In 2016 summer I planed to buy an apartment in Shanghai. At that time lianjia.com is popular for viewing apartments info online. So I want to keep track of apartments' price changes from lianjia, with a tool. Then comes this crawler.
BTW, before the crawler was finished and came to use, I've bought one in three days...
Search for all apartment in a region, with various contraints.
Search for community in a region, with all kinds of statistical data.
Search for apartments' price change.
Prerequisites includes installing python/MySQL/Apache server and necessary python modules. Choose according to your OS.
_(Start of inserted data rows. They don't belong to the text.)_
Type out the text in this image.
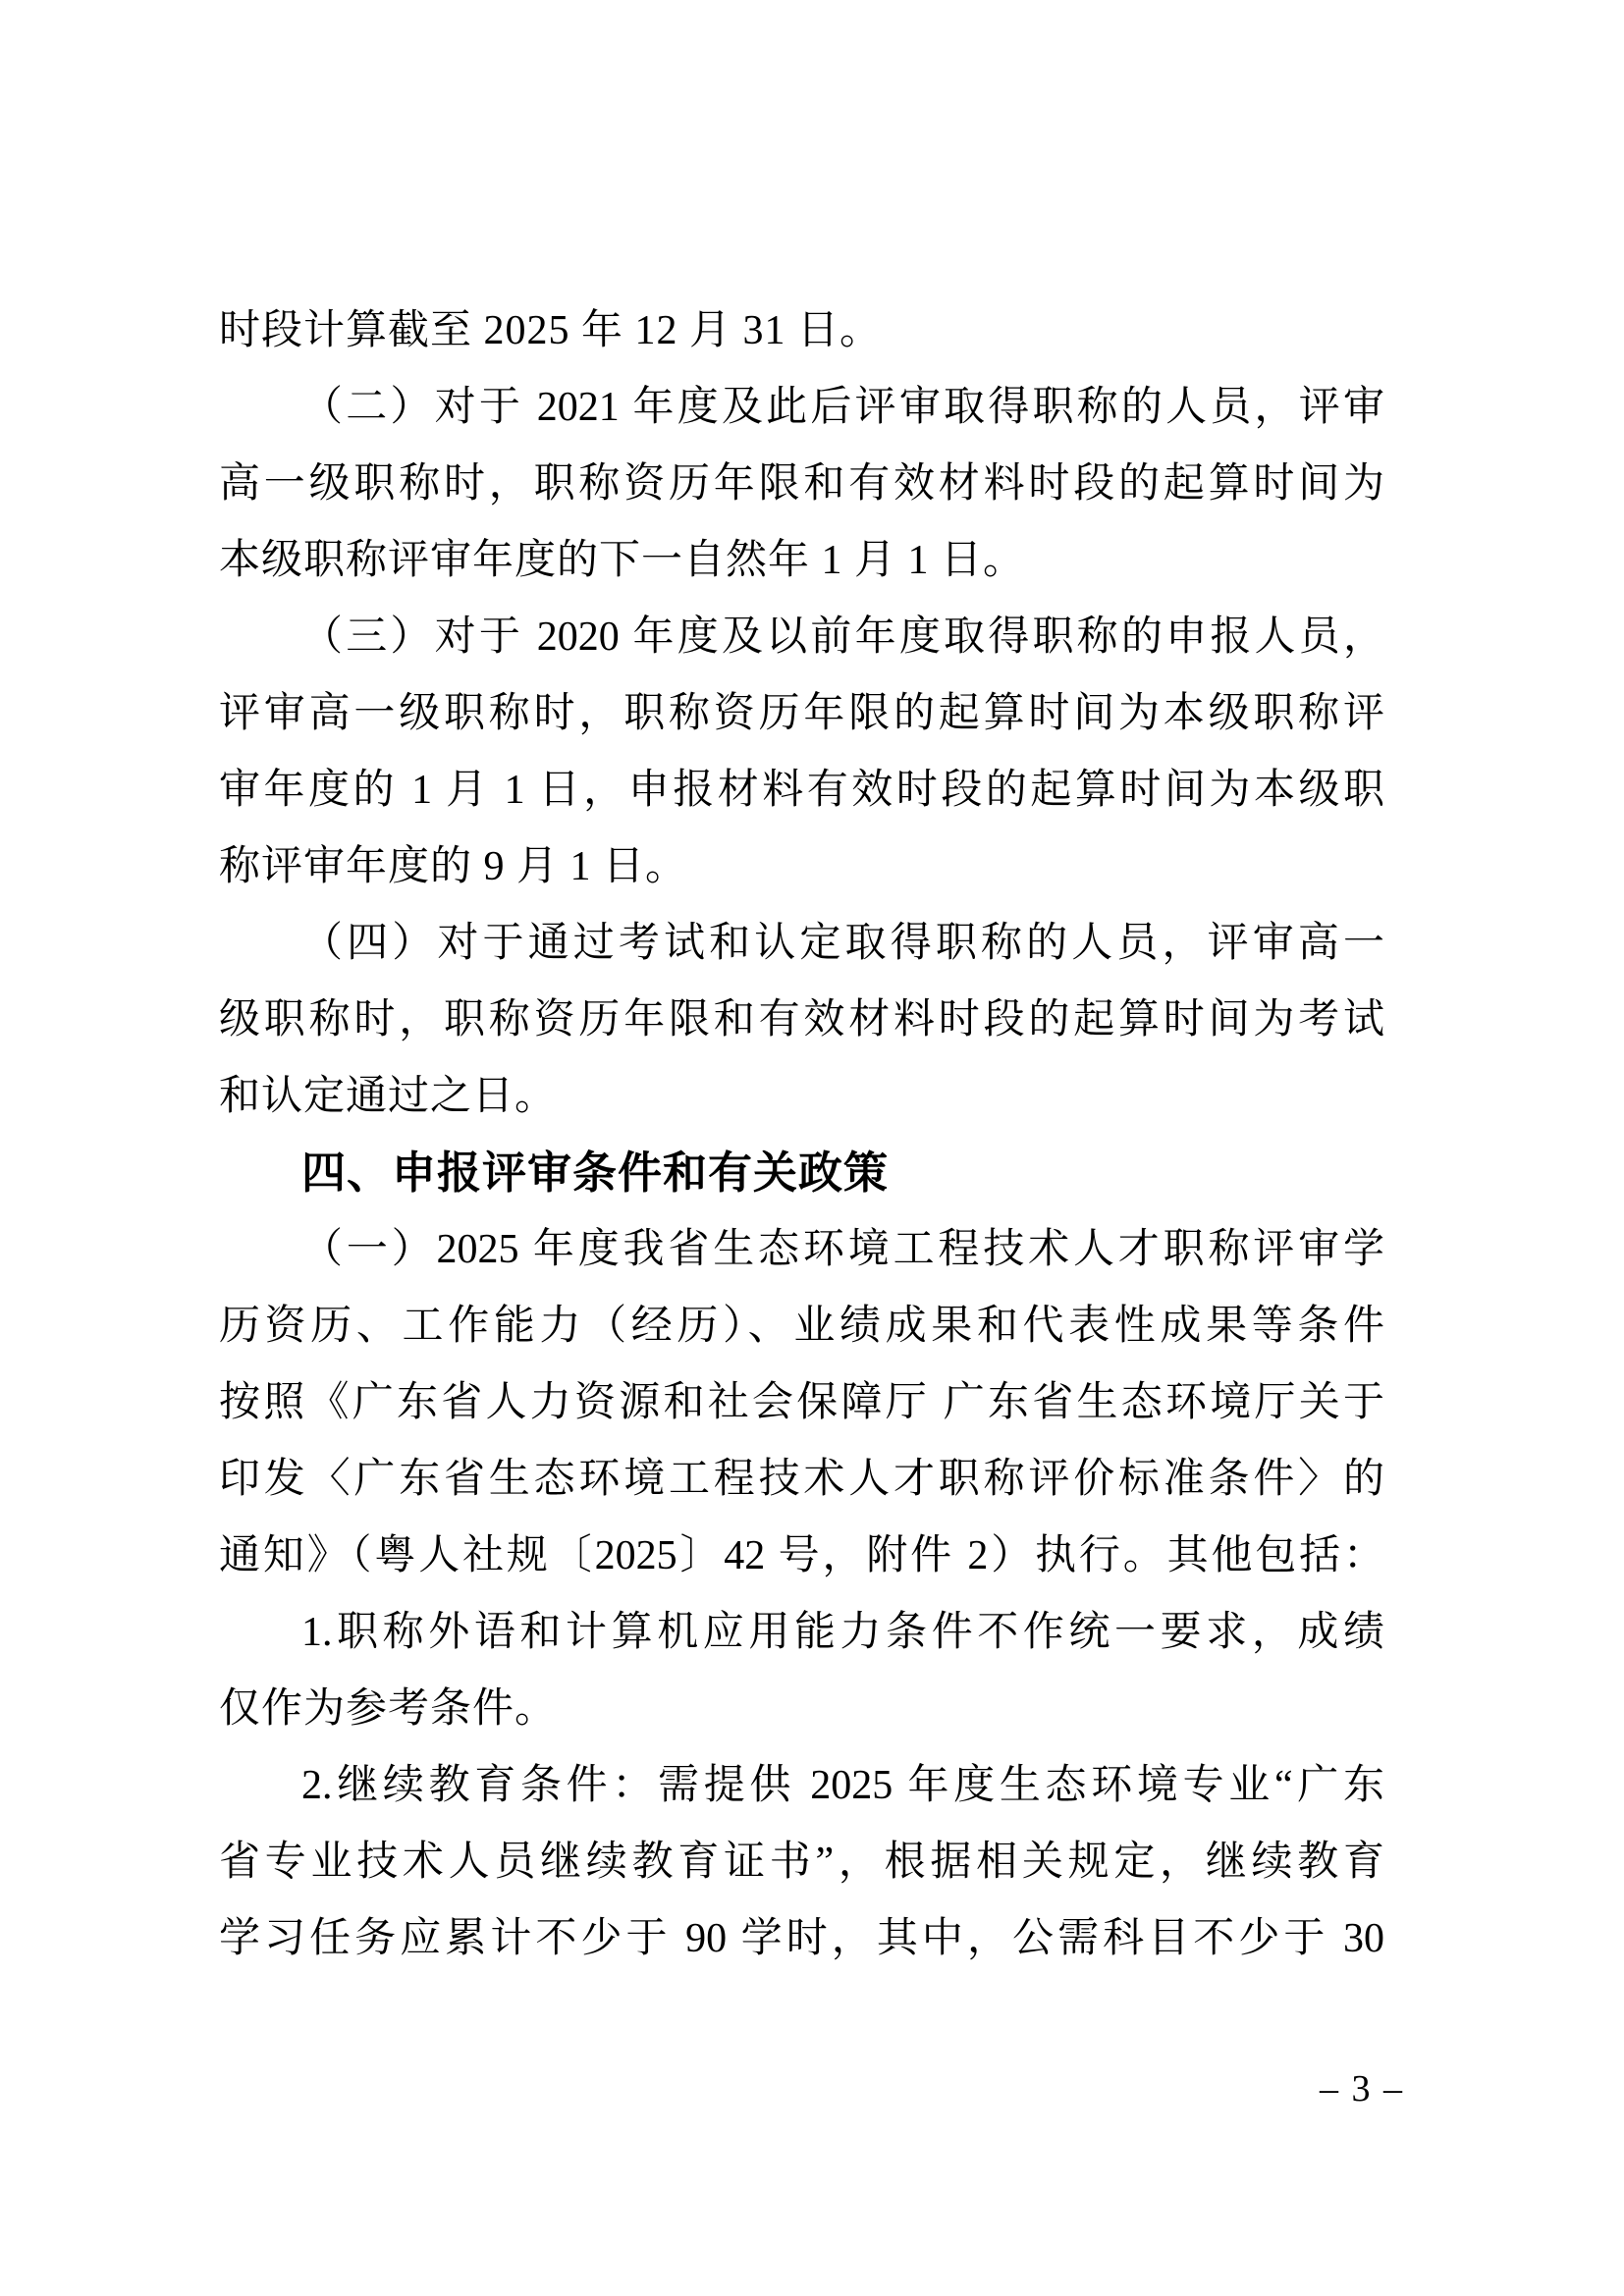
时段计算截至 2025 年 12 月 31 日。
（二）对于 2021 年度及此后评审取得职称的人员，评审
高一级职称时，职称资历年限和有效材料时段的起算时间为
本级职称评审年度的下一自然年 1 月 1 日。
（三）对于 2020 年度及以前年度取得职称的申报人员，
评审高一级职称时，职称资历年限的起算时间为本级职称评
审年度的 1 月 1 日，申报材料有效时段的起算时间为本级职
称评审年度的 9 月 1 日。
（四）对于通过考试和认定取得职称的人员，评审高一
级职称时，职称资历年限和有效材料时段的起算时间为考试
和认定通过之日。
四、申报评审条件和有关政策
（一）2025 年度我省生态环境工程技术人才职称评审学
历资历、工作能力（经历）、业绩成果和代表性成果等条件
按照《广东省人力资源和社会保障厅 广东省生态环境厅关于
印发〈广东省生态环境工程技术人才职称评价标准条件〉的
通知》（粤人社规〔2025〕42 号，附件 2）执行。其他包括：
1.职称外语和计算机应用能力条件不作统一要求，成绩
仅作为参考条件。
2.继续教育条件：需提供 2025 年度生态环境专业“广东
省专业技术人员继续教育证书”，根据相关规定，继续教育
学习任务应累计不少于 90 学时，其中，公需科目不少于 30
– 3 –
Mac OS X Ubuntu Centos Windows 7
In lianjia_crawler_conf.py, perform configuration changes according to comments.
-
Check MySQL configurations in MySQL_conf, set connection parameters. Be careful about the user/password. Confirm it with "mysql -u root -p" to log into MySQL, if you use root.
-
Create a database named lianjia in MySQL with command "CREATE DATABASE lianjia".
-
Define the regions you are caring about in region_def.
- In shell, run "chmod u+x lianjia_crawler.py" and "./lianjia_crawler.py".
- On Mac OS/Linux, Use cron to schedule the crawler running every day. Here is an example from Mac OS X.
- Create a shell script, setting the Python path. Like file name lianjia_crawler.sh, with content,
#!/bin/bash
export PATH=/opt/local/Library/Frameworks/Python.framework/Versions/2.7/bin: $PATH
/Users/xyz/lianjia/lianjia_crawler.py >> /Users/xyz/lianjia/lianjia_crawler.log 2>&1
- Install task in cron with "sudo crontab -e", run the script 12:00 every day.
00 12 * * * /Users/xyz/lianjia/lianjia_crawler.sh
- In browser(recommend Chrome!), type in "localhost" as the address.
- With script lianjia_avg.py, you can check how price going in the past. Here one example figure, red line is the price change, while the blue line stands for the change of the number of apartments listed.
- Export data to CSV file
SELECT location, size, price FROM ly_data INTO OUTFILE '/Users/xyz/xx' FIELDS TERMINATED BY ',';